Sulla stessa linea Corrado Bellora, della Lega Vd’A, che ha ricordato come la necessità dell’intervento fosse emersa già nel settembre 2025 e formalizzata dal Consiglio di amministrazione della SAV nel novembre successivo.

Ancora più duro Marco Carrel (Pour l’Autonomie/Autonomisti di Centro): “qui il problema non è più se Testolin può o non può fare il Presidente, è che ha dimostrato con una serie di eventi che non è più in grado di essere il Presidente di questa Regione. (…) Ha portato questa regione da essere un’isola felice ad essere definitivamente isolata”.

Marco Carrel, Pour l’Autonomie

La difesa d’ufficio della Giunta: “sulla sicurezza non c’erano alternative”

A difendere l’operato dell’Amministrazione regionale è stato soprattutto l’Assessore regionale Giulio Grosjacques Secondo l’esponente unionista, né il Presidente della Regione né i consiglieri in Cd’A SAV espressi dalla Regione avrebbero potuto impedire l’avvio degli interventi.

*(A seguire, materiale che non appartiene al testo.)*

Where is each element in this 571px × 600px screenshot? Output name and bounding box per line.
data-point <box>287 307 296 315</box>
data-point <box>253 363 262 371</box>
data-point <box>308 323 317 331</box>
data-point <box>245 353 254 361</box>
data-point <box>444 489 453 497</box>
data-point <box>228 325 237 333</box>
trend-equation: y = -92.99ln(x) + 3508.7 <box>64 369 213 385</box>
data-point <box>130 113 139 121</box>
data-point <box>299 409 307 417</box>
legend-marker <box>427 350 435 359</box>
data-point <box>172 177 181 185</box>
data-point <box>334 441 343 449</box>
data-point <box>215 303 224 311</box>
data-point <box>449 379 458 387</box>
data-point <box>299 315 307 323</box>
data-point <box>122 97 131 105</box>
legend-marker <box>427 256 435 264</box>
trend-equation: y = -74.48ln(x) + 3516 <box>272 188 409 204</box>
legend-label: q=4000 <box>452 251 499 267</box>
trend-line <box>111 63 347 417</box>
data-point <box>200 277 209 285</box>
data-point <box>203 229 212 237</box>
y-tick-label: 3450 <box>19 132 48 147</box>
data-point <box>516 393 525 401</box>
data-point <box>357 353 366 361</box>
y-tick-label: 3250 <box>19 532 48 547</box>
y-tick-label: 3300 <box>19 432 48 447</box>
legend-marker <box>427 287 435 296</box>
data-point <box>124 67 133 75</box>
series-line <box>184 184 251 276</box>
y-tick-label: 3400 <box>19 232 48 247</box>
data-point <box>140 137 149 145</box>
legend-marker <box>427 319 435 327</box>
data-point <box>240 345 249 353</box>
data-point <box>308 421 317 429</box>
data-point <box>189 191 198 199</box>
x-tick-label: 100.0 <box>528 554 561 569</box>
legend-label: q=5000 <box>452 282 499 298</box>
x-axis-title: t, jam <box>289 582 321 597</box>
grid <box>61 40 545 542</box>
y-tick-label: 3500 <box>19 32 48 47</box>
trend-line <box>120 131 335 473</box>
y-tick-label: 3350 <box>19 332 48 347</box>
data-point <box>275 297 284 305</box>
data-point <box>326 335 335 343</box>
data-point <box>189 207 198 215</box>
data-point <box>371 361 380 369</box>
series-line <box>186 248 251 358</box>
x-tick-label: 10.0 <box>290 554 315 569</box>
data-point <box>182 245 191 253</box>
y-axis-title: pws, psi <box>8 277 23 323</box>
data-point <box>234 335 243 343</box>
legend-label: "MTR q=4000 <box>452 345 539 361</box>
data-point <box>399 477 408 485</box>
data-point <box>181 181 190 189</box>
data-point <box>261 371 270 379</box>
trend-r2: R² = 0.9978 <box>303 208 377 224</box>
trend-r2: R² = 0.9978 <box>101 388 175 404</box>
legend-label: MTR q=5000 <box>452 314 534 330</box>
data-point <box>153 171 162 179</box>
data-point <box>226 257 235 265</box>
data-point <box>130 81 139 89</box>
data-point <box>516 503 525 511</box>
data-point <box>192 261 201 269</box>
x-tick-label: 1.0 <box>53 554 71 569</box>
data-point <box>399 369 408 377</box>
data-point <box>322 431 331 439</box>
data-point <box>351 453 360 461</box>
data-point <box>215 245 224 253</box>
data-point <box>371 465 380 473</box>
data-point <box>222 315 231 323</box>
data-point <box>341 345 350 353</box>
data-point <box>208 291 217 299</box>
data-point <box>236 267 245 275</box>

“Non c’era nessuna possibilità da parte del Presidente della Regione in quanto azionista, né tantomeno dei Consiglieri di amministrazione di opporsi a questo intervento – evidenzia in aula –. La sicurezza viene prima di tutto”.

Una posizione che richiama la natura tecnica e obbligata dei lavori, ritenuti urgenti e non rinviabili. Anche se, dall’altro lato, è lo stesso Assessore a gettare un dubbio sui soggetti a cui saranno affidati i lavori, parte del gruppo SAV.

Nubi in maggioranza: “profondamente insoddisfatti”

Se gli attacchi delle opposizioni erano prevedibili, molto meno scontati sono stati i toni utilizzati da alcuni esponenti della maggioranza. Tra questi Corrado Jordan, che non ha nascosto la propria delusione per come la vicenda è stata gestita: “sono profondamente insoddisfatto di come è stata gestita questa vicenda e soprattutto sono insoddisfatto di non essere riuscito a trovare una minima soluzione alternativa a tutela del nostro territorio”.

Jordan ha puntato il dito anche sul ruolo che la Regione avrebbe dovuto esercitare all’interno della concessionaria: “nel Cd’A di SAV ci sono i rappresentanti della Regione. Dobbiamo difendere gli interessi politici della Valle d’Aosta, soprattutto quando questi non coincidono con gli interessi del privati. (…). Si doveva pretendere una soluzione diversa, ma dagli atti non risulta nulla in merito”.

Ma come di consueto, l’intervento più pesante della giornata è arrivato dal capogruppo dell’Union Valdôtaine Aurelio Marguerettaz. “Per me è caduta ogni fiducia nei confronti della SAV”, tuona in aula l’unionista, prendendo una posizione che ha segnato il momento più significativi della seduta.

Aurelio Marguerettaz, Capogruppo UV

“I Consiglieri di Amministrazione oggi hanno appreso dai giornali che la chiusura sarebbe slittata dal giorno 11 al giorno 15″, chiosa ancora Marguerettaz sottileando una evidente crepa tra maggioranza e la società concessionaria.

Testolin sempre più solo

Il dato politico che emerge dalla seduta è forse uno: l’isolamento sempre più marcato del Presidente Testolin. L’opposizione continua ad attribuire alla Giunta la responsabilità di una mancata programmazione e di una comunicazione tardiva.

Una parte significativa della maggioranza, invece, sembra aver individuato nella SAV il principale responsabile della gestione della vicenda.

Due letture diverse che, però, convergono su un punto: qualcosa nel percorso che ha portato alla chiusura delle gallerie di Côte de Sorreley e Signayes non ha funzionato. Per nulla.